İsrail’in Orta Doğu’da yedi ülkeye yönelik atakları, ABD ve AB ülkelerinin bölgede yaşananlara kayıtsızlığı sonrasında Türkiye, yeni bir güvenlik paktını gündemine aldı.
Paktın emeli bölgesel güvenlik, caydırıcılık, dış müdahalelerin engellenmesi ve ülkeler ortası güvenlik tabanı oluşturarak, terör riskinin yok edilmesi.
İsrail’in 7 Ekim 2023’ten beri Hamas’ın saldırısını mazeret ederek bölgede Filistin (Gazze) başta olmak üzere, Yemen, Tunus, Lübnan, İran, Suriye ve Katar’a yönelik akınlarını tüm dünyanın sessizce izlemesi yeni bir güvenlik arayışını ortaya çıkardı.
HAKAN FİDAN İLETİSİ VERMİŞTİ
Dışişleri Bakanı Hakan Fidan, Türkiye’nin de içinde bulunduğu coğrafyada uzun yıllardır devam eden çatışmaların, bölgesel ve bölge dışı müdahalelerin temelinde; bölge ülkelerinin kendi ortalarında iş birliğini sağlamamaları ve güvensizliğin olduğuna dikkat çekerek, Bölgesel Pakt çıkışında bulundu.
Bölgede bugüne kadar Rusya-Ukrayna savaşındaki orta bulucu rolü, Ermenistan ile son periyotta atılan karşılıklı olağanlaşma adımları, Esed’in devrilmesi sonrası Suriye’nin tekrar kalkınmasına takviye ve Doğu Akdeniz’de hakların ve çıkarların korunması üzere bahislerde yürüttüğü aktif diplomasi ile “Bölgesel Pakta” da Türkiye’nin öncülük etmesi bekleniyor.
ORTAK GÜVENLİK VİZYONU
Kelam konusu güvensizliğin açıkça ortaya konulmasından yana olan Türkiye, ‘ama’ya, ‘fakat’a meydan vermeden, bölge ülkelerinin toprak bütünlüğüne, egemenliğine ve güvenliğine taahhütte bulunacağı bir muahede yapılmasına vurgu yapıyor. Bu çerçevede, istikrar paktının öncelikli amacı ülkeler ortasında karşılıklı inancın kurumsallaştırılması olacak.

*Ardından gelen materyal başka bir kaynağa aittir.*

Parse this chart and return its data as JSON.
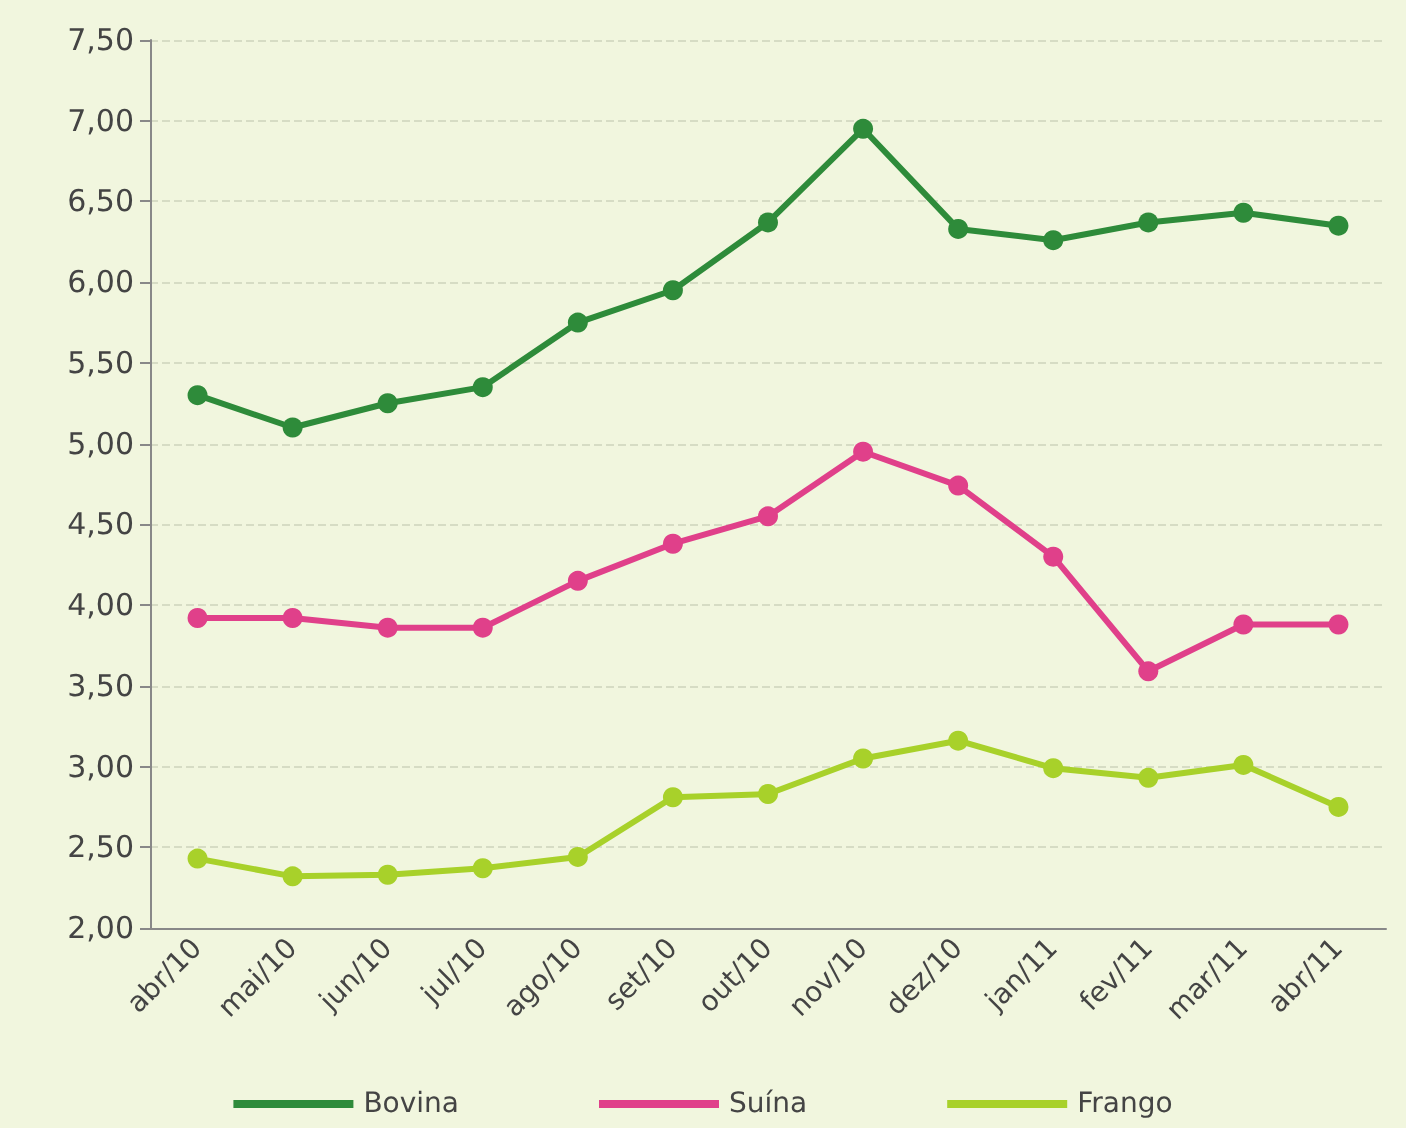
{
  "chart_data": {
    "type": "line",
    "categories": [
      "abr/10",
      "mai/10",
      "jun/10",
      "jul/10",
      "ago/10",
      "set/10",
      "out/10",
      "nov/10",
      "dez/10",
      "jan/11",
      "fev/11",
      "mar/11",
      "abr/11"
    ],
    "series": [
      {
        "name": "Bovina",
        "color": "#2e8b3a",
        "values": [
          5.3,
          5.1,
          5.25,
          5.35,
          5.75,
          5.95,
          6.37,
          6.95,
          6.33,
          6.26,
          6.37,
          6.43,
          6.35
        ]
      },
      {
        "name": "Suína",
        "color": "#e0408a",
        "values": [
          3.92,
          3.92,
          3.86,
          3.86,
          4.15,
          4.38,
          4.55,
          4.95,
          4.74,
          4.3,
          3.59,
          3.88,
          3.88
        ]
      },
      {
        "name": "Frango",
        "color": "#a8d12a",
        "values": [
          2.43,
          2.32,
          2.33,
          2.37,
          2.44,
          2.81,
          2.83,
          3.05,
          3.16,
          2.99,
          2.93,
          3.01,
          2.75
        ]
      }
    ],
    "ylim": [
      2,
      7.5
    ],
    "yticks": [
      {
        "value": 2,
        "label": "2,00"
      },
      {
        "value": 2.5,
        "label": "2,50"
      },
      {
        "value": 3,
        "label": "3,00"
      },
      {
        "value": 3.5,
        "label": "3,50"
      },
      {
        "value": 4,
        "label": "4,00"
      },
      {
        "value": 4.5,
        "label": "4,50"
      },
      {
        "value": 5,
        "label": "5,00"
      },
      {
        "value": 5.5,
        "label": "5,50"
      },
      {
        "value": 6,
        "label": "6,00"
      },
      {
        "value": 6.5,
        "label": "6,50"
      },
      {
        "value": 7,
        "label": "7,00"
      },
      {
        "value": 7.5,
        "label": "7,50"
      }
    ],
    "grid": "y",
    "legend": "bottom",
    "marker": "circle",
    "line_style": "solid"
  }
}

Bölge ülkelerinin içerideki kırılganlıkların azaltılmasının hedefleneceği paktla, dışarıdan yapılabilecek müdahalelerin önü kesilecek. Terör örgütlerinin bölge ülkelerinde yer bulmasının engellenmesini önceleyen paktla, bölgede istikrarsızlığa sebep olabilecek teşebbüslerin bertaraf edilme imkânı doğacak.
TEMENNİNİN ÖNÜNE GEÇİLECEK
Türkiye’nin “ortak güvenlik vizyonu”nu ortaya koyacak paktın ikincil emeli ise caydırıcılık olacak. Platformun öncülüğünü ise Cumhurbaşkanı Recep Tayyip Erdoğan’ın üstlenmesi bekleniyor.
Ankara, iş birliği platformunun, uygun niyet temennisinin önüne geçip, birbirine itimadı tam, bölge dışı aktörlerin bölgeye yönelik olumsuz, negatif heveslerine karşı caydırıcılık üreten bir yapı ortaya çıkmasını istiyor. Bu çerçevede, bölgesel istikrar vizyonunu yalnızca telaffuzla değil, alandaki diplomatik teşebbüslerle ortaya koyan Türkiye’nin, Rusya-Ukrayna savaşı sırasında yürüttüğü orta buluculuk uğraşlarının bunun en somut örneklerinden biri olduğuna işaret ediliyor.